PMCK records RM5.83mil 2Q profit, declares 0.12 sen dividend


PMCK Bhd managing director Datuk Lee Gaik Cheng

KUALA LUMPUR: PMCK Bhd said it is taking a prudent and selective approach to growth, prioritising expansion opportunities that offer clear strategic fit and financial merit.

“In terms of our growth strategy, we are prudently assessing selective merger and acquisition opportunities to complement our existing operations, with any potential transactions to be pursued only where there is clear strategic alignment and financial merit,” managing director Datuk Lee Gaik Cheng said in a statement.

The private healthcare services provider posted a net profit of RM5.76 mil, or earnings per share of 0.53 sen, in the second quarter ended Oct 31, 2025 (2Q26), supported by stronger inpatient volumes, improved cost efficiency and a net gain from the settlement related to undelivered Covid-19 vaccines.

Revenue for the quarter stood at RM25.42mil, driven mainly by higher inpatient admissions and improved bed occupancy rates.

PMCK said inpatient care remained the group’s primary revenue contributor, accounting for about 79.15% of total revenue, while healthcare support services contributed approximately 70.74%.

For the six months ended Oct 31, PMCK reported revenue of RM47.18mil and net profit of RM6.60mil, with earnings per share of RM0.62.

As at Oct 31, PMCK’s total assets expanded to RM196.08mil, compared with RM122.69mil as at April 30, following its initial public offering (IPO).

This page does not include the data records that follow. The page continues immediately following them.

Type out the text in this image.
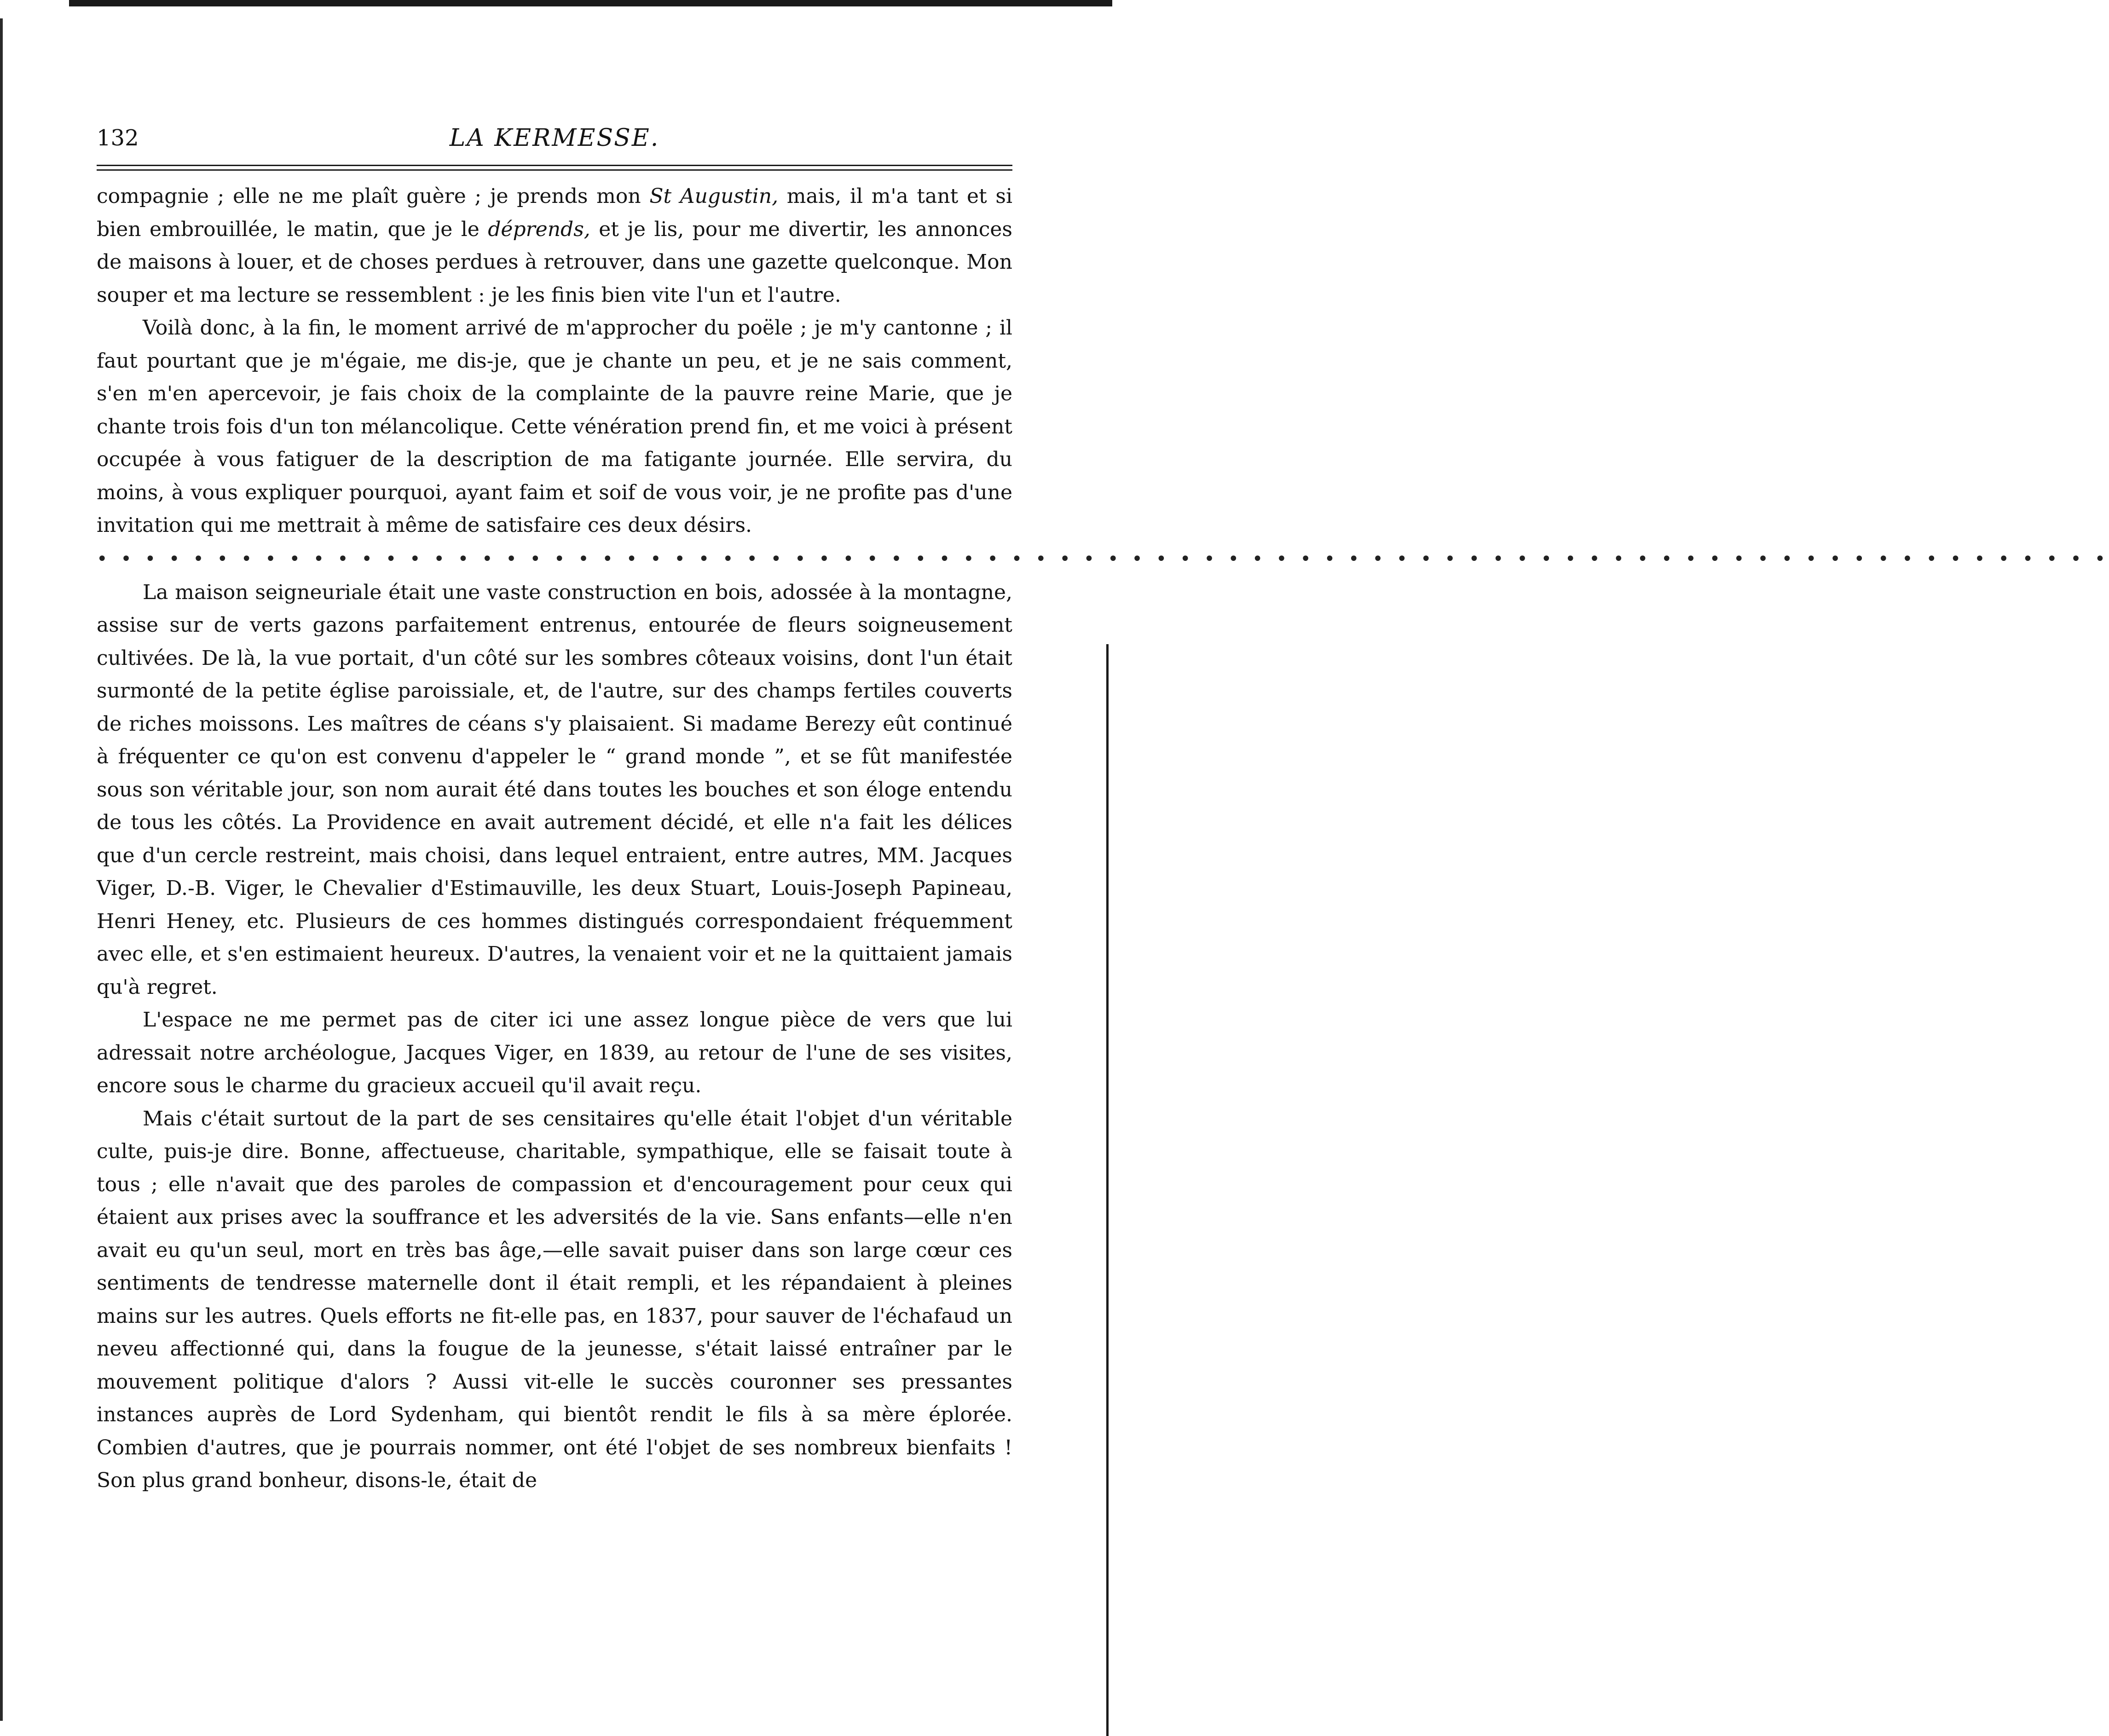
132	LA KERMESSE.

compagnie ; elle ne me plaît guère ; je prends mon St Augustin, mais, il m'a tant et si bien embrouillée, le matin, que je le déprends, et je lis, pour me divertir, les annonces de maisons à louer, et de choses perdues à retrouver, dans une gazette quelconque. Mon souper et ma lecture se ressemblent : je les finis bien vite l'un et l'autre.

Voilà donc, à la fin, le moment arrivé de m'approcher du poële ; je m'y cantonne ; il faut pourtant que je m'égaie, me dis-je, que je chante un peu, et je ne sais comment, s'en m'en apercevoir, je fais choix de la complainte de la pauvre reine Marie, que je chante trois fois d'un ton mélancolique. Cette vénération prend fin, et me voici à présent occupée à vous fatiguer de la description de ma fatigante journée. Elle servira, du moins, à vous expliquer pourquoi, ayant faim et soif de vous voir, je ne profite pas d'une invitation qui me mettrait à même de satisfaire ces deux désirs.

• • • • • • • • • • • • • • • • • • • • • • • • • • • • • • • • • • • • • • • • • • • • • • • • • • • • • • • • • • • • • • • • • • • • • • • • • • • • • • • • • • • •

La maison seigneuriale était une vaste construction en bois, adossée à la montagne, assise sur de verts gazons parfaitement entrenus, entourée de fleurs soigneusement cultivées. De là, la vue portait, d'un côté sur les sombres côteaux voisins, dont l'un était surmonté de la petite église paroissiale, et, de l'autre, sur des champs fertiles couverts de riches moissons. Les maîtres de céans s'y plaisaient. Si madame Berezy eût continué à fréquenter ce qu'on est convenu d'appeler le “ grand monde ”, et se fût manifestée sous son véritable jour, son nom aurait été dans toutes les bouches et son éloge entendu de tous les côtés. La Providence en avait autrement décidé, et elle n'a fait les délices que d'un cercle restreint, mais choisi, dans lequel entraient, entre autres, MM. Jacques Viger, D.-B. Viger, le Chevalier d'Estimauville, les deux Stuart, Louis-Joseph Papineau, Henri Heney, etc. Plusieurs de ces hommes distingués correspondaient fréquemment avec elle, et s'en estimaient heureux. D'autres, la venaient voir et ne la quittaient jamais qu'à regret.

L'espace ne me permet pas de citer ici une assez longue pièce de vers que lui adressait notre archéologue, Jacques Viger, en 1839, au retour de l'une de ses visites, encore sous le charme du gracieux accueil qu'il avait reçu.

Mais c'était surtout de la part de ses censitaires qu'elle était l'objet d'un véritable culte, puis-je dire. Bonne, affectueuse, charitable, sympathique, elle se faisait toute à tous ; elle n'avait que des paroles de compassion et d'encouragement pour ceux qui étaient aux prises avec la souffrance et les adversités de la vie. Sans enfants—elle n'en avait eu qu'un seul, mort en très bas âge,—elle savait puiser dans son large cœur ces sentiments de tendresse maternelle dont il était rempli, et les répandaient à pleines mains sur les autres. Quels efforts ne fit-elle pas, en 1837, pour sauver de l'échafaud un neveu affectionné qui, dans la fougue de la jeunesse, s'était laissé entraîner par le mouvement politique d'alors ? Aussi vit-elle le succès couronner ses pressantes instances auprès de Lord Sydenham, qui bientôt rendit le fils à sa mère éplorée. Combien d'autres, que je pourrais nommer, ont été l'objet de ses nombreux bienfaits ! Son plus grand bonheur, disons-le, était de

Its shareholders’ equity strengthened to RM155.07mil, up from RM90.52mil previously, while net assets per share improved to RM0.14 from RM0.11.

PMCK also maintained a solid cash and investments position of RM93.05mil.

The board declared a first interim dividend of 0.12 sen per share, amounting to RM1.31mil, for the financial year ending April 30, 2026, payable on Jan 28, 2026, with an entitlement date of Jan 9, 2026.

“We are encouraged by the group’s second-quarter performance, which was underpinned by higher inpatient volumes, better bed occupancy and a more normalised cost structure following our listing.

“The contribution from the Hospital Services Outsourcing Programme (HSOP) also provided additional support during the quarter,” Lee said.

Looking ahead, she said PMCK remains cautiously optimistic on its near-term outlook, supported by steady demand for private healthcare services and ongoing public–private collaboration within Malaysia’s healthcare sector.

“While the HSOP is scheduled to conclude in December 2025, we expect patient volumes, to remain resilient in the coming quarters, subject to operational conditions,” Lee said.